Christian Institute | |
Size: | 240px |
Abbreviation: | CI |
Formation: | 1991 |
Headquarters: | Wilberforce House, 4 Park Road, Gosforth Business Park, Newcastle upon Tyne, NE12 8DG. |
Type: | Christian charity |
Leader Title: | Director |
Leader Name: | Vacant |
The Christian Institute (CI) is a charity operating in the United Kingdom, promoting a conservative evangelical Christian viewpoint, founded on a belief in Biblical inerrancy.[1] [2] [3] The CI is a registered charity. The group does not report numbers of staff, volunteers or members with only the former director, Colin Hart, listed as a representative.[4] Hart died in March 2024, leaving the directorship vacant.[5] According to the accounts and trustees annual report for the financial year ending 2017, the average head count of employees during the year was 48 (2016:46).[6]
While the CI has campaigned on issues including gambling, abortion and euthanasia, it is most notable for its campaigns against homosexuality and gay rights. The CI sought to retain Section 28[7] and a higher age of consent for gay and bisexual men, and opposed the Civil Partnership Act, the Marriage (Same Sex Couples) Act 2013 and legislation allowing same-gender couples to adopt.[8] It has opposed measures to prevent gay people being discriminated against in the provision of services and goods.[9] The Civil Partnership Act 2004, the Marriage (Same Sex Couples) Act 2013 and the Equality Act 2010 were ultimately enacted by Parliament.
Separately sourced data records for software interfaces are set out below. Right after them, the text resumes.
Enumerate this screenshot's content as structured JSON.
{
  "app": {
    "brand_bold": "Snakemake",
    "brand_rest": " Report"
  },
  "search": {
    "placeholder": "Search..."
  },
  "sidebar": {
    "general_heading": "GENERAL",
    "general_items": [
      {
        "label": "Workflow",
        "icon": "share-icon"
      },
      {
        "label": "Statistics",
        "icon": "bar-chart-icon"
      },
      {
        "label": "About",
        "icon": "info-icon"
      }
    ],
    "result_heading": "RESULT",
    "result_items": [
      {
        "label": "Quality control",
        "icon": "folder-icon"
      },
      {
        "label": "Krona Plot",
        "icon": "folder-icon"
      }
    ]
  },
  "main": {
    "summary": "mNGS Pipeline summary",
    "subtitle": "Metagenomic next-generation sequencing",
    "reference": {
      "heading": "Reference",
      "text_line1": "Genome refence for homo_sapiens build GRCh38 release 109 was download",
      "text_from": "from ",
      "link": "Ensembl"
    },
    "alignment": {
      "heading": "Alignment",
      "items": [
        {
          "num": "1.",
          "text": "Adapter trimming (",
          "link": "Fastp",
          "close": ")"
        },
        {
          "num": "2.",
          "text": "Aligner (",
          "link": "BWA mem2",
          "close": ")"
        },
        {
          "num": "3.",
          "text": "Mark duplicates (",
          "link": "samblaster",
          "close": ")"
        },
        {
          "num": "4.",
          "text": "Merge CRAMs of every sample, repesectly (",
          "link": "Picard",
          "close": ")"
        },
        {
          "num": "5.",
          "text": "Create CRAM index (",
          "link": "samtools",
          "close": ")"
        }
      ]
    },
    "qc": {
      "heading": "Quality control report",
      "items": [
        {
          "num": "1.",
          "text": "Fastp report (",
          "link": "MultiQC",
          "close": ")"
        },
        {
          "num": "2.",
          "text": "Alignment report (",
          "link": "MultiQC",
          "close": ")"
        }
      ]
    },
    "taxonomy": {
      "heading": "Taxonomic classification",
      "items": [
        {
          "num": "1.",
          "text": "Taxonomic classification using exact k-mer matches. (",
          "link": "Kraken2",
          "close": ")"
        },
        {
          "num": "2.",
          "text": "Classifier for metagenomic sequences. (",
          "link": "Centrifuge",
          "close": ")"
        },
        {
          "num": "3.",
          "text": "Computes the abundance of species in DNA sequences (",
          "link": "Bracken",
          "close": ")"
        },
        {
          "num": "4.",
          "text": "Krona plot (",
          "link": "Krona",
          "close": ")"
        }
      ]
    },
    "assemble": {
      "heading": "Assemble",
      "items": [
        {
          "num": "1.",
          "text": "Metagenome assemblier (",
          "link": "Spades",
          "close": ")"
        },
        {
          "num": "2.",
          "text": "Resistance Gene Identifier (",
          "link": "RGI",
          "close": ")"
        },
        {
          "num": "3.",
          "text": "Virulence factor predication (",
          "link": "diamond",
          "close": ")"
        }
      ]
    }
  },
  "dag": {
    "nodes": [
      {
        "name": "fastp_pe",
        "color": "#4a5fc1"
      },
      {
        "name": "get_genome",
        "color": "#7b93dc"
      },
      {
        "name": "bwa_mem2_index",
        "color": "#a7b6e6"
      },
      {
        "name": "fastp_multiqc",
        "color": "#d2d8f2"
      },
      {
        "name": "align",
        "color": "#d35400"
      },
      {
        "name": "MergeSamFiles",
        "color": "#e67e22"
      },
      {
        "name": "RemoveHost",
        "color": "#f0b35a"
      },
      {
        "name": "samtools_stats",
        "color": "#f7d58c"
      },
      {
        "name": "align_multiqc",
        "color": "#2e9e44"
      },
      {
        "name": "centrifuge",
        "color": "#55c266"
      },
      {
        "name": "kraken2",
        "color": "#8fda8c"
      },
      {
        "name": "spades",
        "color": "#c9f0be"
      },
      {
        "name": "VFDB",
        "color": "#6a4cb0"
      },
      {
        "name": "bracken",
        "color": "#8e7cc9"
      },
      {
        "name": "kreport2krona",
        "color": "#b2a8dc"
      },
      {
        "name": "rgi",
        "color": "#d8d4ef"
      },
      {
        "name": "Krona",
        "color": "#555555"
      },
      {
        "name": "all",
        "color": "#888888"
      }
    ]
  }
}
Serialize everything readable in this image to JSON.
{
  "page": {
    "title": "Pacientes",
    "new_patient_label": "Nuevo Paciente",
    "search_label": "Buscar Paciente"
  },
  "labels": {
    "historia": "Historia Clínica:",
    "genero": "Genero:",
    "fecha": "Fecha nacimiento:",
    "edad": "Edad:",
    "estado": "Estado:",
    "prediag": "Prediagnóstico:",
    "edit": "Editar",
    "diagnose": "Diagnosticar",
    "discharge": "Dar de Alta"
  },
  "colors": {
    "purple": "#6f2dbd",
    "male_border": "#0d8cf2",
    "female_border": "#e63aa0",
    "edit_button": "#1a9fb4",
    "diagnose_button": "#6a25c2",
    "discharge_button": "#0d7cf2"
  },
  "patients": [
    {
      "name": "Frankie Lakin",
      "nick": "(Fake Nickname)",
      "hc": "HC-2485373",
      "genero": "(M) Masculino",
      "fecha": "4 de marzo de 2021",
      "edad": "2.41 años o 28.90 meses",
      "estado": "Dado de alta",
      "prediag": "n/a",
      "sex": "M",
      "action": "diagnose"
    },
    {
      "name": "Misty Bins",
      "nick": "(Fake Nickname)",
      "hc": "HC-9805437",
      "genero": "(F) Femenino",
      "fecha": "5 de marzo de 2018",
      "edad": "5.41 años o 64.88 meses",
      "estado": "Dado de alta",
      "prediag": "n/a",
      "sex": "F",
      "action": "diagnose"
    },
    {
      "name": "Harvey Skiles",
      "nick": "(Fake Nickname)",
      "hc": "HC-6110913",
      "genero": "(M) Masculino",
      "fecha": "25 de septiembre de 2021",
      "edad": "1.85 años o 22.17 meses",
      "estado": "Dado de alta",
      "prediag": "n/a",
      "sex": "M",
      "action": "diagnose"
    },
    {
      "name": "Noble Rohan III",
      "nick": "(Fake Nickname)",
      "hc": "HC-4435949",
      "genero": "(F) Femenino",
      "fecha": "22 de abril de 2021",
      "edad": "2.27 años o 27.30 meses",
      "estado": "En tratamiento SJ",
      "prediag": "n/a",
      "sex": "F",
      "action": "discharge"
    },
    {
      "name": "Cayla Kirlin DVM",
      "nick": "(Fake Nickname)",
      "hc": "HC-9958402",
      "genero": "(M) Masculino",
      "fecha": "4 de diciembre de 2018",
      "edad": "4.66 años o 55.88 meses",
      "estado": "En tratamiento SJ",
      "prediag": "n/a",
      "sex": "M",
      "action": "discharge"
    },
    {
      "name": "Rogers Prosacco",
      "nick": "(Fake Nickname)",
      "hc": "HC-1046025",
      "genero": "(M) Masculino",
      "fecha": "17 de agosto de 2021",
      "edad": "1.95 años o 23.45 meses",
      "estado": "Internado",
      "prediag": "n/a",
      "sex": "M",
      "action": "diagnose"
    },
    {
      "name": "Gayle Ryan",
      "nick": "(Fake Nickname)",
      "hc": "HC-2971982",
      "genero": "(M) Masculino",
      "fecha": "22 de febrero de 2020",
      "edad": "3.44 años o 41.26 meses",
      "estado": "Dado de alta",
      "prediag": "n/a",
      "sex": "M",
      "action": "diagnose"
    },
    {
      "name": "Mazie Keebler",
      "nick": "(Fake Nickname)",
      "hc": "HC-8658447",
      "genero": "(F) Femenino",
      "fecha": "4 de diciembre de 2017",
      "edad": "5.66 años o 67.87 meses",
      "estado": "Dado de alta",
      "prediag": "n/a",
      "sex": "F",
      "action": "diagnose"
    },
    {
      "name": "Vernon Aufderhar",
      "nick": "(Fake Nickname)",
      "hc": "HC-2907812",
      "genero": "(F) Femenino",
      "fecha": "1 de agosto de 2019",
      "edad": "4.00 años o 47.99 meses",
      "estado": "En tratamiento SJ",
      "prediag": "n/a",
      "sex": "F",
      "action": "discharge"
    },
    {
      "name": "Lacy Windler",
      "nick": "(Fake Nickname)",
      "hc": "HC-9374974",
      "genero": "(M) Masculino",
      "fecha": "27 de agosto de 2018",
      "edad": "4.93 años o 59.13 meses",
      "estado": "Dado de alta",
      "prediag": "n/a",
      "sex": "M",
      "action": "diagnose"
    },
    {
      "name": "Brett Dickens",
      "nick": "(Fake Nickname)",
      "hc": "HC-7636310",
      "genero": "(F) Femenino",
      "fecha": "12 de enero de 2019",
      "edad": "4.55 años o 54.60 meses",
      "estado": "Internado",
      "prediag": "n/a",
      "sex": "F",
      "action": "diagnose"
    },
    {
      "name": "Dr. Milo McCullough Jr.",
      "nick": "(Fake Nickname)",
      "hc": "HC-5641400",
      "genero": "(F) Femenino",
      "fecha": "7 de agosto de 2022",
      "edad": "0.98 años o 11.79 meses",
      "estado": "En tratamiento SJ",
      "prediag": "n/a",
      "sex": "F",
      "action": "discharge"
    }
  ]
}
The Christian Institute's activities was criticized by The Charity Commission in 2001, for breaching rules limiting overt political campaigning by charities, by "publishing a 100-page report, Homosexuality and Young People (1998), which argued against reforming anti-homosexual law from a purely political viewpoint.[10]
In 2004, the CI funded a full-page newspaper advertisement in The Times in support of a controversial amendment to the Civil Partnership Bill.[11] The amendment attempted to include within the scope of the Bill siblings who had lived together for longer than 12 years.[12] The amendment was ultimately rejected in both Houses of Parliament. In response to the advertisement, Members of Parliament questioned the CI's overt political campaigning in light of its charitable status.[13]
In 2000, the CI became the only group to initiate a court case for an alleged breach of the now defunct Section 28. The case failed.[14]
In 2007, the CI and others unsuccessfully sought a judicial review of the Sexual Orientation Regulations in Northern Ireland.[15]
In May 2008, the CI funded[16] the legal costs of Lillian Ladele, a registrar from Islington, London, who took her employer, Islington London Borough Council, to the London Central Employment Tribunal. Ladele had refused to process the paperwork associated with civil partnerships on religious grounds, and following complaints from other staff she was disciplined under the Council's Fairness for All policy. Ladele claimed she had been subject to direct and indirect discrimination, and harassment in the workplace, on grounds of her religion. In July 2008, the tribunal found in Ladele's favour; however this ruling was overturned by the Employment Appeal Tribunal in December, 2008.[17] The CI later launched an unsuccessful appeal against this ruling in the High Court, and has been refused permission to appeal to the Supreme Court.[18] [19]
In 2010, the CI funded the defence of two Christian hotel owners accused of acting unlawfully under the Equality Act (Sexual Orientation) Regulations, by refusing to let a same-gender couple in a civil partnership stay in a double room reserved for married couples.[20] The owners lost both the case and the subsequent appeal.[21]
In 2015 and 2016 CI was part of the No to Named Person (NO2NP) coalition that campaigned against the "named person" scheme in Scotland, the attempt by the Scottish Government to introduce legislation creating a single point of contact for each child, with privileged access to data about that child.[22] NO2NP argued that this would "[undermine] parents and permits the state unlimited access to pry into the privacy of families in their homes" and would stretch child protection resources.[23] The arguments were dismissed by the Court of Session in Edinburgh in 2015. After hearing an appeal in March 2016,[24] the UK Supreme Court stated that the proposed legislation would breach the rights to privacy and a family life under the European Convention on Human Rights, and ruled that the proposal could not be implemented in this form.[25] On 19 September 2019 the Scottish Education Secretary, John Swinney, confirmed that the Scottish Government will withdraw the named person legislation.[26]